Cadernos: A sua perspectiva tenta sempre evidenciar a normatividade dos humanos que a atividade traz o tempo todo?
Marianne: Podemos formular desse modo e vem daí também o meu interesse pela Ergologia. Ultimamente o que me interessa de modo particular na Ergologia corresponde ao programa do seminário ministrado por Yves Schwartz, quando esteve no mês de setembro de 2013 no Rio de Janeiro, sobre o tema das epistemicidades. Acho particularmente interessante essa questão dos vários níveis de epistemicidades. Para mim, faz todo o sentido tendo em conta a postura crítica que assumi face, por exemplo, à Psico(socio)logia das Organizações, disciplina que, de fato, na sua concepção dominante, se situa no terceiro tipo de epistemicidade (ligados à atividade humana) pretendendo, contudo, integrar-se no segundo, em um nível de epistemicidade normativo, prescritivo. O encontro com a Ergologia é um encontro também feito de grande cumplicidade e é uma contribuição importante para mim. Não mudou grande coisa nas características da minha abordagem, mas me enriqueceu no plano da conceitualização. Todavia, tenho de sublinhar que o trabalho levado a cabo pela Liliana Cunha, no âmbito da preparação da sua tese de doutoramento14, foi decisivo para a compreensão profunda do projeto de Yves Schwartz e da (sua) Ergologia. E, agora, com a recém-nomeação de Liliana como professora da nossa equipe, esta vertente de formação dos nossos estudantes ficará bem reforçada.
Cadernos: Numa abordagem que você com seus parceiros de trabalho já vinham desenvolvendo, não é?
Marianne: De fato, trata-se de uma contribuição bastante proveitosa/positiva porque vai além dos princípios que, para nós, já eram adquiridos. E penso que vai ao encontro dos contributos mais recentes de Boaventura de Sousa Santos acerca daquilo que ele designa de Epistemologias do Sul. Sendo o Sul entendido não como um conceito geográfico, mas como o princípio crítico central contra uma racionalidade que pretende ser a única, que tem a pretensão de impor conceitos, análises, metodologias etc. Tais contribuições têm ajudado a caracterizar e a sistematizar o trabalho teórico que desenvolvemos anteriormente, enriquecendo-o, aprofundando-o, dando-lhe mais sentido e mais força.
Cadernos: Embora você não tenha falado, a obra do Marx permanece como pano de fundo, como algo presente em seu trabalho?

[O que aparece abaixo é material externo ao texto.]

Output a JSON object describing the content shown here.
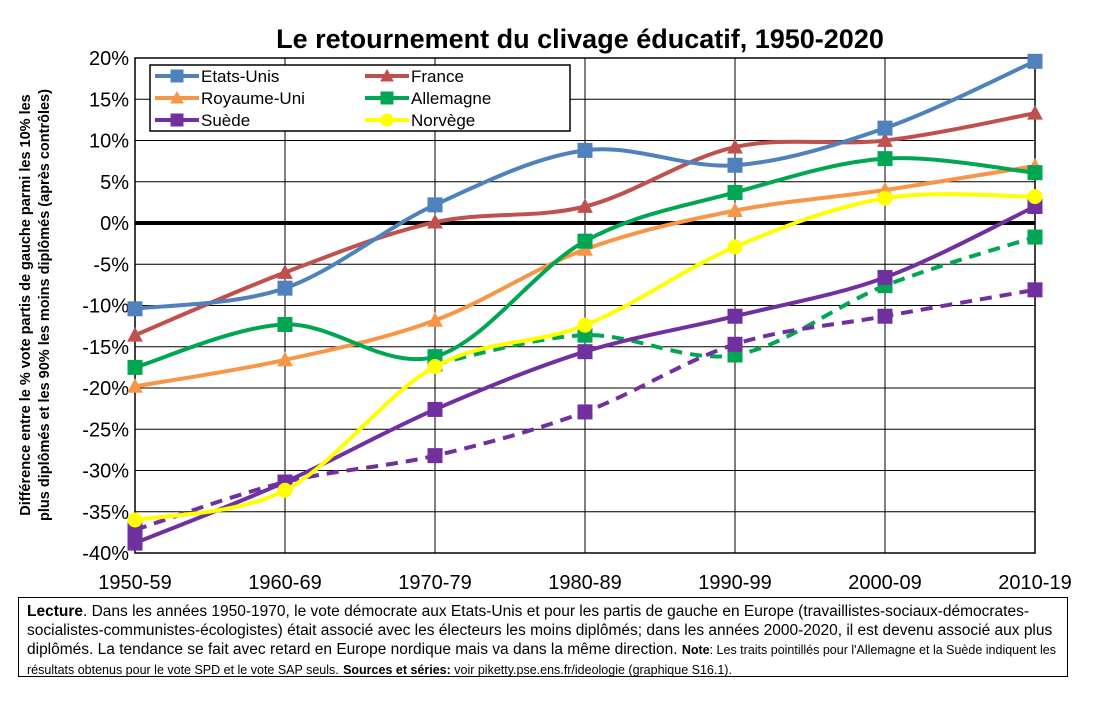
{
  "chart_data": {
    "type": "line",
    "title": "Le retournement du clivage éducatif, 1950-2020",
    "ylabel_line1": "Différence entre le % vote partis de gauche parmi les 10% les",
    "ylabel_line2": "plus diplômés et les 90% les moins diplômés (après contrôles)",
    "xlabel": "",
    "categories": [
      "1950-59",
      "1960-69",
      "1970-79",
      "1980-89",
      "1990-99",
      "2000-09",
      "2010-19"
    ],
    "y_ticks": [
      "20%",
      "15%",
      "10%",
      "5%",
      "0%",
      "-5%",
      "-10%",
      "-15%",
      "-20%",
      "-25%",
      "-30%",
      "-35%",
      "-40%"
    ],
    "ylim": [
      -40,
      20
    ],
    "grid": true,
    "legend_position": "top-left",
    "series": [
      {
        "name": "Etats-Unis",
        "color": "#4F81BD",
        "marker": "square",
        "style": "solid",
        "values": [
          -10.4,
          -7.9,
          2.2,
          8.8,
          7.0,
          11.5,
          19.6
        ]
      },
      {
        "name": "France",
        "color": "#C0504D",
        "marker": "triangle",
        "style": "solid",
        "values": [
          -13.6,
          -6.0,
          0.1,
          2.0,
          9.2,
          10.0,
          13.3
        ]
      },
      {
        "name": "Royaume-Uni",
        "color": "#F79646",
        "marker": "triangle",
        "style": "solid",
        "values": [
          -19.8,
          -16.6,
          -11.8,
          -3.2,
          1.5,
          4.0,
          6.9
        ]
      },
      {
        "name": "Allemagne",
        "color": "#00A651",
        "marker": "square",
        "style": "solid",
        "values": [
          -17.5,
          -12.3,
          -16.2,
          -2.2,
          3.7,
          7.8,
          6.1
        ]
      },
      {
        "name": "Suède",
        "color": "#7030A0",
        "marker": "square",
        "style": "solid",
        "values": [
          -38.8,
          -31.4,
          -22.6,
          -15.6,
          -11.3,
          -6.6,
          2.0
        ]
      },
      {
        "name": "Norvège",
        "color": "#FFFF00",
        "marker": "circle",
        "style": "solid",
        "values": [
          -36.0,
          -32.4,
          -17.4,
          -12.4,
          -2.9,
          3.0,
          3.2
        ]
      },
      {
        "name": "",
        "color": "#00A651",
        "marker": "square",
        "style": "dashed",
        "values": [
          null,
          null,
          -17.1,
          -13.6,
          -16.0,
          -7.6,
          -1.7
        ]
      },
      {
        "name": "",
        "color": "#7030A0",
        "marker": "square",
        "style": "dashed",
        "values": [
          -37.2,
          -31.4,
          -28.2,
          -22.9,
          -14.7,
          -11.3,
          -8.1
        ]
      }
    ]
  },
  "note": {
    "lecture_label": "Lecture",
    "lecture_text": ". Dans les années 1950-1970, le vote démocrate aux Etats-Unis et pour les partis de gauche en Europe (travaillistes-sociaux-démocrates-socialistes-communistes-écologistes) était associé avec les électeurs les moins diplômés; dans les années 2000-2020, il est devenu associé aux plus diplômés. La tendance se fait avec retard en Europe nordique mais va dans la même direction.",
    "note_label": "Note",
    "note_text": ": Les traits pointillés pour l'Allemagne et la Suède indiquent les résultats obtenus pour le vote SPD et le vote SAP seuls.",
    "sources_label": "Sources et séries:",
    "sources_text": " voir piketty.pse.ens.fr/ideologie (graphique S16.1)."
  }
}
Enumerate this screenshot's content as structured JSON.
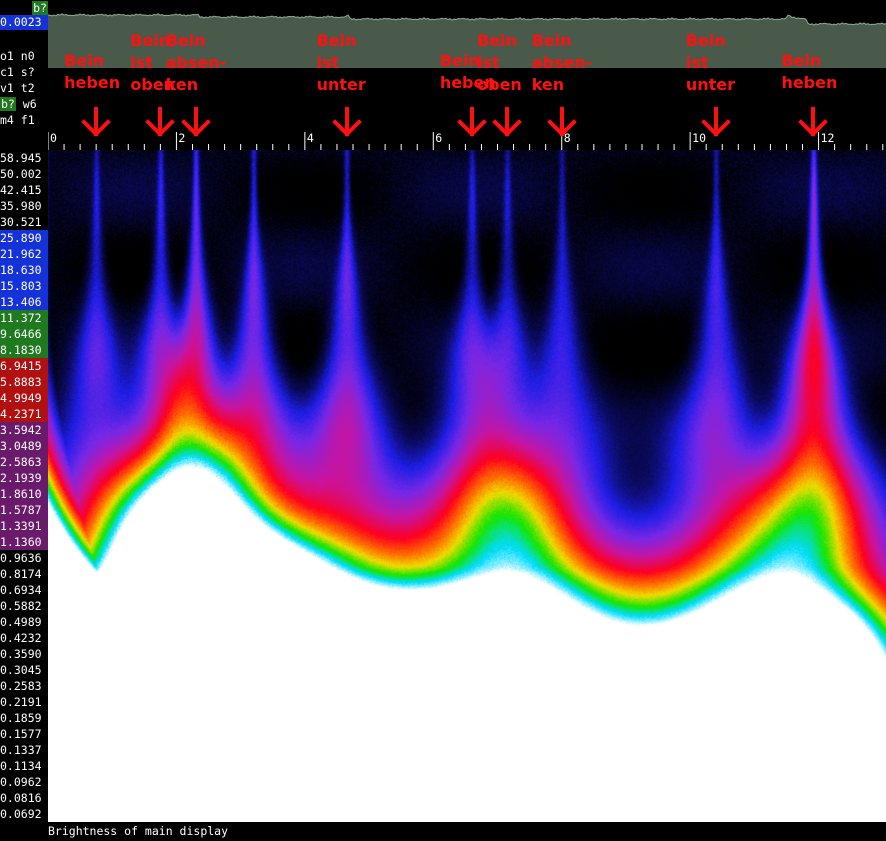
{
  "top_corner_badge": "b?",
  "envelope_value": "0.0023",
  "flags": [
    {
      "text": "o1 n0",
      "badge": false
    },
    {
      "text": "c1 s?",
      "badge": false
    },
    {
      "text": "v1 t2",
      "badge": false
    },
    {
      "badge_text": "b?",
      "rest": " w6",
      "badge": true
    },
    {
      "text": "m4 f1",
      "badge": false
    }
  ],
  "status_text": "Brightness of main display",
  "colors": {
    "red": "#ff1010",
    "envelope_fill": "#4a5a4a",
    "envelope_line": "#8fae8f",
    "blue_label": "#1432d8",
    "green_badge": "#1f7a1f"
  },
  "annotations": [
    {
      "text": "Bein\nheben",
      "time": 0.75
    },
    {
      "text": "Bein\nist\noben",
      "time": 1.75
    },
    {
      "text": "Bein\nabsen-\nken",
      "time": 2.3
    },
    {
      "text": "Bein\nist\nunter",
      "time": 4.65
    },
    {
      "text": "Bein\nheben",
      "time": 6.6
    },
    {
      "text": "Bein\nist\noben",
      "time": 7.15
    },
    {
      "text": "Bein\nabsen-\nken",
      "time": 8.0
    },
    {
      "text": "Bein\nist\nunter",
      "time": 10.4
    },
    {
      "text": "Bein\nheben",
      "time": 11.92
    }
  ],
  "chart_data": {
    "type": "heatmap",
    "title": "",
    "xlabel": "",
    "ylabel": "",
    "x_ticks": [
      0,
      2,
      4,
      6,
      8,
      10,
      12
    ],
    "x_range": [
      0,
      13.05
    ],
    "y_scale": "log",
    "y_range": [
      0.0692,
      58.945
    ],
    "y_ticks": [
      "58.945",
      "50.002",
      "42.415",
      "35.980",
      "30.521",
      "25.890",
      "21.962",
      "18.630",
      "15.803",
      "13.406",
      "11.372",
      "9.6466",
      "8.1830",
      "6.9415",
      "5.8883",
      "4.9949",
      "4.2371",
      "3.5942",
      "3.0489",
      "2.5863",
      "2.1939",
      "1.8610",
      "1.5787",
      "1.3391",
      "1.1360",
      "0.9636",
      "0.8174",
      "0.6934",
      "0.5882",
      "0.4989",
      "0.4232",
      "0.3590",
      "0.3045",
      "0.2583",
      "0.2191",
      "0.1859",
      "0.1577",
      "0.1337",
      "0.1134",
      "0.0962",
      "0.0816",
      "0.0692"
    ],
    "y_tick_colors": [
      "white",
      "white",
      "white",
      "white",
      "white",
      "blue",
      "blue",
      "blue",
      "blue",
      "blue",
      "green",
      "green",
      "green",
      "red",
      "red",
      "red",
      "red",
      "purple",
      "purple",
      "purple",
      "purple",
      "purple",
      "purple",
      "purple",
      "purple",
      "white",
      "white",
      "white",
      "white",
      "white",
      "white",
      "white",
      "white",
      "white",
      "white",
      "white",
      "white",
      "white",
      "white",
      "white",
      "white",
      "white"
    ],
    "events": [
      {
        "time": 0.75,
        "strength": 0.5
      },
      {
        "time": 1.75,
        "strength": 0.6
      },
      {
        "time": 2.3,
        "strength": 0.85
      },
      {
        "time": 3.2,
        "strength": 0.7
      },
      {
        "time": 4.65,
        "strength": 0.65
      },
      {
        "time": 6.6,
        "strength": 0.5
      },
      {
        "time": 7.15,
        "strength": 0.45
      },
      {
        "time": 8.0,
        "strength": 0.45
      },
      {
        "time": 10.4,
        "strength": 0.55
      },
      {
        "time": 11.92,
        "strength": 1.0
      }
    ]
  }
}
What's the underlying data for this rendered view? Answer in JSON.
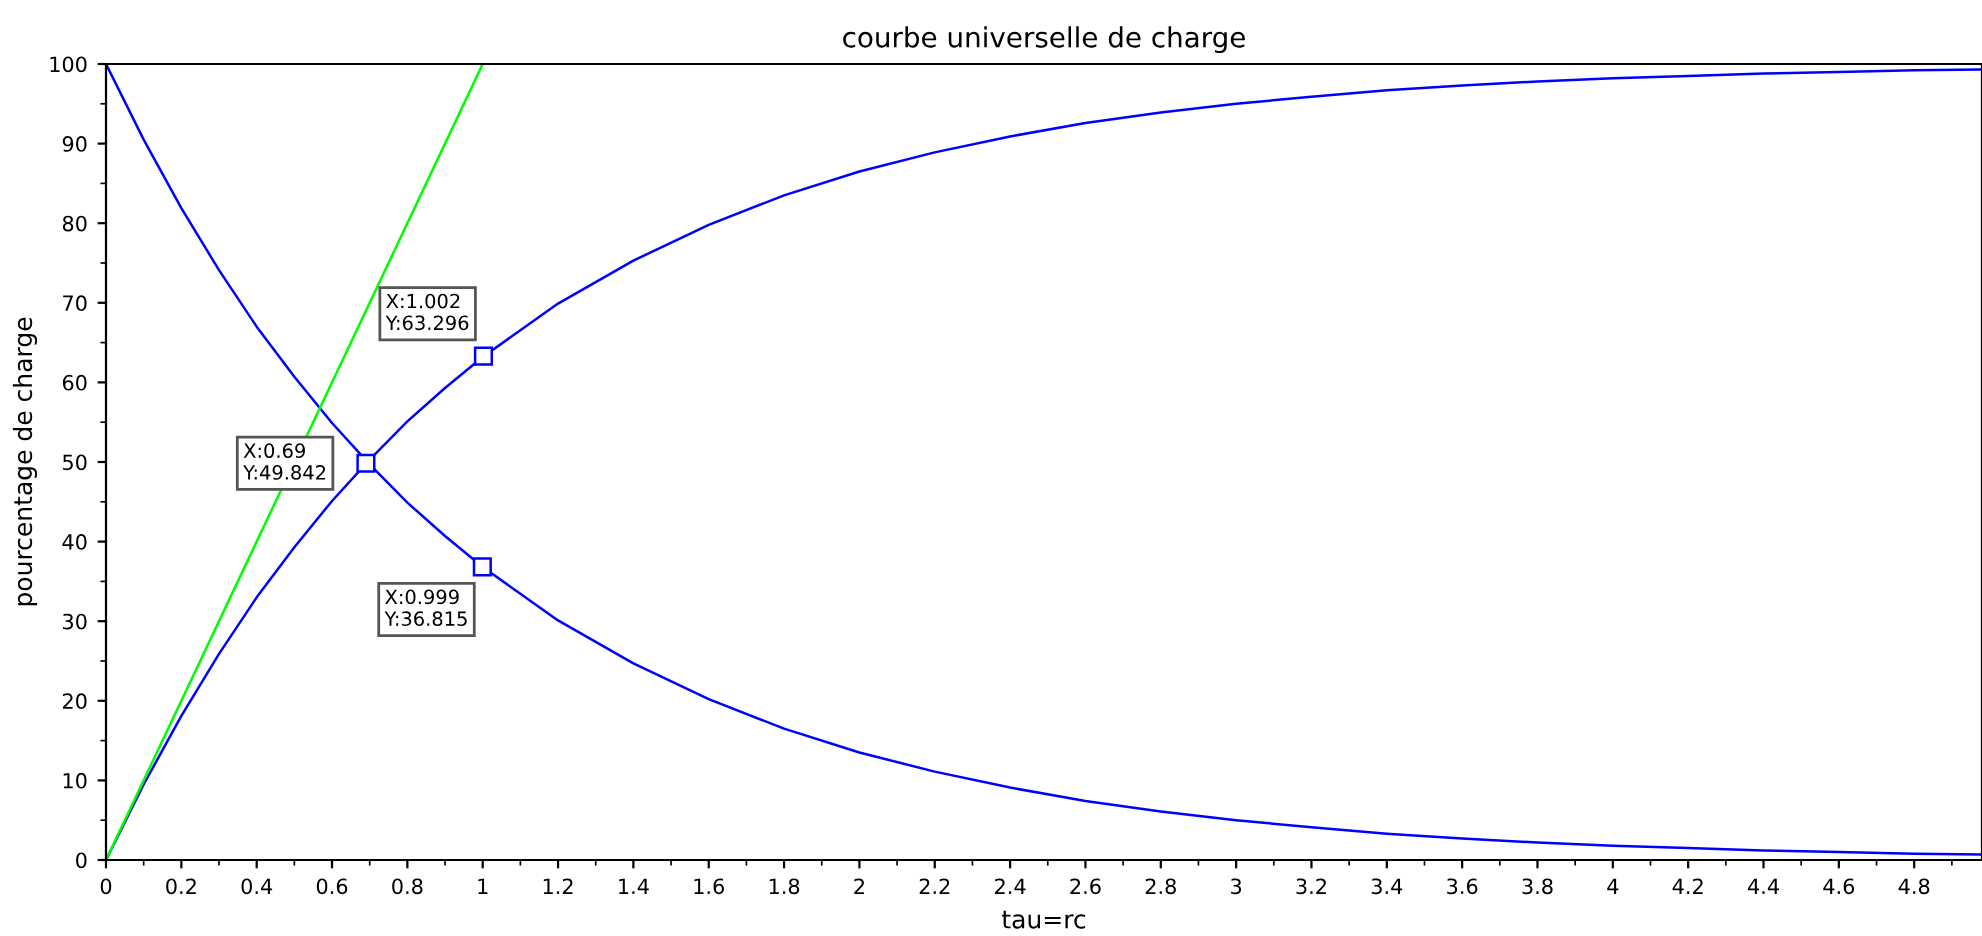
{
  "chart_data": {
    "type": "line",
    "title": "courbe universelle de charge",
    "xlabel": "tau=rc",
    "ylabel": "pourcentage de charge",
    "xlim": [
      0,
      4.98
    ],
    "ylim": [
      0,
      100
    ],
    "xticks": [
      0,
      0.2,
      0.4,
      0.6,
      0.8,
      1,
      1.2,
      1.4,
      1.6,
      1.8,
      2,
      2.2,
      2.4,
      2.6,
      2.8,
      3,
      3.2,
      3.4,
      3.6,
      3.8,
      4,
      4.2,
      4.4,
      4.6,
      4.8
    ],
    "yticks": [
      0,
      10,
      20,
      30,
      40,
      50,
      60,
      70,
      80,
      90,
      100
    ],
    "grid": false,
    "legend": false,
    "marker": "none",
    "line_style": "solid",
    "series": [
      {
        "color": "#0000ff",
        "x": [
          0,
          0.1,
          0.2,
          0.3,
          0.4,
          0.5,
          0.6,
          0.7,
          0.8,
          0.9,
          1,
          1.2,
          1.4,
          1.6,
          1.8,
          2,
          2.2,
          2.4,
          2.6,
          2.8,
          3,
          3.2,
          3.4,
          3.6,
          3.8,
          4,
          4.2,
          4.4,
          4.6,
          4.8,
          4.98
        ],
        "values": [
          0,
          9.5,
          18.1,
          25.9,
          33.0,
          39.3,
          45.1,
          50.3,
          55.1,
          59.3,
          63.2,
          69.9,
          75.3,
          79.8,
          83.5,
          86.5,
          88.9,
          90.9,
          92.6,
          93.9,
          95.0,
          95.9,
          96.7,
          97.3,
          97.8,
          98.2,
          98.5,
          98.8,
          99.0,
          99.2,
          99.3
        ]
      },
      {
        "color": "#0000ff",
        "x": [
          0,
          0.1,
          0.2,
          0.3,
          0.4,
          0.5,
          0.6,
          0.7,
          0.8,
          0.9,
          1,
          1.2,
          1.4,
          1.6,
          1.8,
          2,
          2.2,
          2.4,
          2.6,
          2.8,
          3,
          3.2,
          3.4,
          3.6,
          3.8,
          4,
          4.2,
          4.4,
          4.6,
          4.8,
          4.98
        ],
        "values": [
          100,
          90.5,
          81.9,
          74.1,
          67.0,
          60.7,
          54.9,
          49.7,
          44.9,
          40.7,
          36.8,
          30.1,
          24.7,
          20.2,
          16.5,
          13.5,
          11.1,
          9.1,
          7.4,
          6.1,
          5.0,
          4.1,
          3.3,
          2.7,
          2.2,
          1.8,
          1.5,
          1.2,
          1.0,
          0.8,
          0.7
        ]
      },
      {
        "color": "#00ff00",
        "x": [
          0,
          1
        ],
        "values": [
          0,
          100
        ]
      }
    ],
    "annotations": [
      {
        "text": "X:1.002\nY:63.296",
        "x": 1.002,
        "y": 63.296
      },
      {
        "text": "X:0.69\nY:49.842",
        "x": 0.69,
        "y": 49.842
      },
      {
        "text": "X:0.999\nY:36.815",
        "x": 0.999,
        "y": 36.815
      }
    ]
  }
}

Marianne: Tem sim a sua importância, mas sem relação de subordinação, apreciando e gostando de debates contraditórios que podem (e devem) ser feitos. Sou talvez marxiana e não marxista. Penso que é um contributo que tem as suas limitações, já bem antigo e que, em algumas das suas dimensões, tem sido atualizado e prolongado por outros contributos. Não tenho dúvidas sobre isso! Contudo, para mim, continua a ser uma obra à qual me refiro de forma constante, explicitamente ou não. Pois, considero, antes de tudo, que ajuda a perceber/entender a sociedade em que vivemos e muitos dos seus mecanismos, no âmbito da qual o trabalho (quer "abstrato", quer "concreto") continua a revestir uma importância central e simultaneamente problemática (conflitual). Também não tenho dúvidas quanto a isso. O que me irrita é quando sinto e constato que há referências à obra de Marx porque "tem que ser" ou porque "deve ser". Isso irrita-me, mas sobretudo me assusta.
Cadernos: Que métodos em análise do trabalho vêm sendo desenvolvidos e como tem sido conduzida a formação de psicólogos do trabalho na Universidade do Porto?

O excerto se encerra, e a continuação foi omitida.